I have always been a collector. Almost by accident, things follow me home and are cheerfully hoarded, no reason for their existence in my life apart from that I’d found them. Old postcards, to pore over the messages written on the back. Green glass bottles, found on the beach. A broken typewriter, bought instead of the milk on the shopping list. I’m not a naturally tidy person, but every so often, I attempt to clean up my life, Marie-Kondo style. I vow to put all my ephemera into neat scrapbooks, organise my drawers into piles of perfectly functional items. Maybe it’s a subconscious thing –  if I can order my external world properly, my internal world might follow? Tidy house = tidy mind, right?

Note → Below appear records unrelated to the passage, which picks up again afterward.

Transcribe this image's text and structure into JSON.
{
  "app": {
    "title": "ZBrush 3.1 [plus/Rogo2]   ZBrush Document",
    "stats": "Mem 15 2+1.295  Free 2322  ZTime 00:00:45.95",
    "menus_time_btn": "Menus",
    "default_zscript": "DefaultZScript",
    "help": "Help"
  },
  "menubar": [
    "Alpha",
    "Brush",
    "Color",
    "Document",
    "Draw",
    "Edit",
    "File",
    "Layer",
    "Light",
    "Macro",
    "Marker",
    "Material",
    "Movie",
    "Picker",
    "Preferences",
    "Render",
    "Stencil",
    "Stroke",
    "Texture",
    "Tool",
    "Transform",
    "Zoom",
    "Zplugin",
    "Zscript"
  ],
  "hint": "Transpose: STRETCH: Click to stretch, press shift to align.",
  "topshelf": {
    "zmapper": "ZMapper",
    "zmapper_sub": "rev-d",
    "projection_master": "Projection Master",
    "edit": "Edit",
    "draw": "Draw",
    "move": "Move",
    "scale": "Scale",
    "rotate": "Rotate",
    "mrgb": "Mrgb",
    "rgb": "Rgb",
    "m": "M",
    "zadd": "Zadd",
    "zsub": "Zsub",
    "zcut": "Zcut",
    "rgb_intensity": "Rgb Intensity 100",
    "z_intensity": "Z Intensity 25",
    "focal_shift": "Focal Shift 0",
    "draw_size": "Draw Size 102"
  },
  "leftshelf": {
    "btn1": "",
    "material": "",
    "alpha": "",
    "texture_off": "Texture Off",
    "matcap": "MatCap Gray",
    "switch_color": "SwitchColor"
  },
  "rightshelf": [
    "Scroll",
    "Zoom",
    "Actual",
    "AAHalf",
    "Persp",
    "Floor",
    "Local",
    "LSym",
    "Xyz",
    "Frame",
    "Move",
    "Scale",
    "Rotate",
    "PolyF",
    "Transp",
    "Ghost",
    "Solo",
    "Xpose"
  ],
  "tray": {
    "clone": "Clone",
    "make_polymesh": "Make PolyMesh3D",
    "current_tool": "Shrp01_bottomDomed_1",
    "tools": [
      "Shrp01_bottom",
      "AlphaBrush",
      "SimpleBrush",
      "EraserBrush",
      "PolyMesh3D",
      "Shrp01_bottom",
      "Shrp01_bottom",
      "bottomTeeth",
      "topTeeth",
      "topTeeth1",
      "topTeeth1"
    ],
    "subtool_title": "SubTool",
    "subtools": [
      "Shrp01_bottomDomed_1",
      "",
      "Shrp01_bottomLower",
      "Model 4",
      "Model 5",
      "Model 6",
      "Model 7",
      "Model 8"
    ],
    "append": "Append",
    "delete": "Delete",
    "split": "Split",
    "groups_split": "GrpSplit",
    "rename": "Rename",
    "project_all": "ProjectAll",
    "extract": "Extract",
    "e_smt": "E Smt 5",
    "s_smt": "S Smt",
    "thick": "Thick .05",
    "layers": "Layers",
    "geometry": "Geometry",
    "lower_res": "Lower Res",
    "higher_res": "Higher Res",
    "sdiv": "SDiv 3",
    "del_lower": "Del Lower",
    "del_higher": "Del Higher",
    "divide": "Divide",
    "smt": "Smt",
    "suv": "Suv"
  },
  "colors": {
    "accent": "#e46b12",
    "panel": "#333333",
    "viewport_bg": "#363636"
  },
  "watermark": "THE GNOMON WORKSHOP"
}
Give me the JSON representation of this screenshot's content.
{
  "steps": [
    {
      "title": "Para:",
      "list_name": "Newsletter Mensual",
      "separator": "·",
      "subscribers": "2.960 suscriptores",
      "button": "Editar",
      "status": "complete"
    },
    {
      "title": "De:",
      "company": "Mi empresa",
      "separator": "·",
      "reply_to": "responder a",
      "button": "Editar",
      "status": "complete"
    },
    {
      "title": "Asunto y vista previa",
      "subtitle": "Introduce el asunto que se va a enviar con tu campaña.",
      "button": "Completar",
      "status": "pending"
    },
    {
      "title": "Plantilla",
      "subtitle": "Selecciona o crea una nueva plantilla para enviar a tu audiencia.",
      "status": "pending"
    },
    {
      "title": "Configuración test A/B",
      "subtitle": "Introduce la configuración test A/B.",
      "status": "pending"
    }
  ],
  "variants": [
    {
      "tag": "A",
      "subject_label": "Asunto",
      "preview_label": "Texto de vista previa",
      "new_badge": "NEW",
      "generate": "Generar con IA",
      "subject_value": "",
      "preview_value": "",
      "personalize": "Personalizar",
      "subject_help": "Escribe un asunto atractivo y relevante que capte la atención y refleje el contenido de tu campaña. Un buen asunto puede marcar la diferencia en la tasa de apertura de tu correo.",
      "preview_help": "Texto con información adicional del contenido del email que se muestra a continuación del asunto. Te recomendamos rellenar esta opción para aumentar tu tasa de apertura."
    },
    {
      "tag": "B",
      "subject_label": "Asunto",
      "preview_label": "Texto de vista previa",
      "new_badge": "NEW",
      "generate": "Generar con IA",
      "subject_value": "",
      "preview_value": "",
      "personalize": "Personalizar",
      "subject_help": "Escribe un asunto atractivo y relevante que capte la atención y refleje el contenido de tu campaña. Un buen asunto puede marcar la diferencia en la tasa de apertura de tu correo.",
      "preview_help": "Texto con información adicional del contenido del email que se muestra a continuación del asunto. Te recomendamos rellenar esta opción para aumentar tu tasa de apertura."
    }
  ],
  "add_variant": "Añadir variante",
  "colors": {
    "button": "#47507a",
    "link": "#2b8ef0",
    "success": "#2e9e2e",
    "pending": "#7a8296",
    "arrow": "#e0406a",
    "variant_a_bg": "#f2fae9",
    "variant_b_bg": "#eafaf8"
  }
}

I go through phases, taking a few days to furiously organise, recycle, donate. My room transforms, from curiosity shop to show room. But inevitably, the tide rises; the bowls of shells and rocks and loose change multiply, the shelves are filled with old magazines, photographs, notes from friends. It’s not so much a capitalist impulse, a desperate need for the latest desirable, but a compulsive thing, to collect as I move, to fill pockets with sea-glass, or take an offered flyer from someone on the street. On my latest purge, I found a tray of tiny sample perfume bottles. I have no idea when I was given them, how they ended up there, why I never got rid of them. They’re gone now, except for one. The cycle begins again.


Credit: pixabay.


Museums and archives are, unsurprisingly, my favourite places visit. I love the unfiltered things that survive, the things that no-one ever imagined would be preserved. The V&A in London holds a pair of bishop’s socks from the fourth century (they have a divided toe, to be rocked with sandals). Many of St Andrews’ rare books are covered in sweary marginalia, penned by feuding students. Stockholm hosts the ABBA museum. The instinct for preservation is universal, it seems.


Credit: pixabay.


Part of me would like to live more tidily, to become less sentimental about the random objects I find. I think my jumble might be a little genetic (my grandmother, when she died, left us her own impressive museum of things). But I also think that our pocketed objects, and the stories they contain, can be a way to stay tethered to the world. I often feel like I’m not quite earthbound. My collected things help to remind me of my own material presence, that I exist, and that other people exist, too. Especially in a pandemic, where we live so isolated from what feels like a previous life, the little things I’ve accumulated help to remind me that, once upon a time, I interacted properly other people, that my days were open and connected and full of experience, rather than pure mundanity. It makes me feel small, in a good way.


Credit: pixabay.


When I was very little, maybe five or so, we visited a castle in Cornwall, and I chose a set of metal figurines, of a medieval princess, an archer, a knight, a king. I threw them into the grass and pretended to discover them, like an archaeologist. But the earth was soft after rain, and they must have sunken into the ground, because I couldn’t find them again. I was distraught at the time, guilty for losing them, aware of their existence away from me. I wondered if they were found, and pocketed, and brought home. I hope so. I hope they live on a shelf, somewhere, lined up in a small, shining row, remaining there for no reason other than that they were found.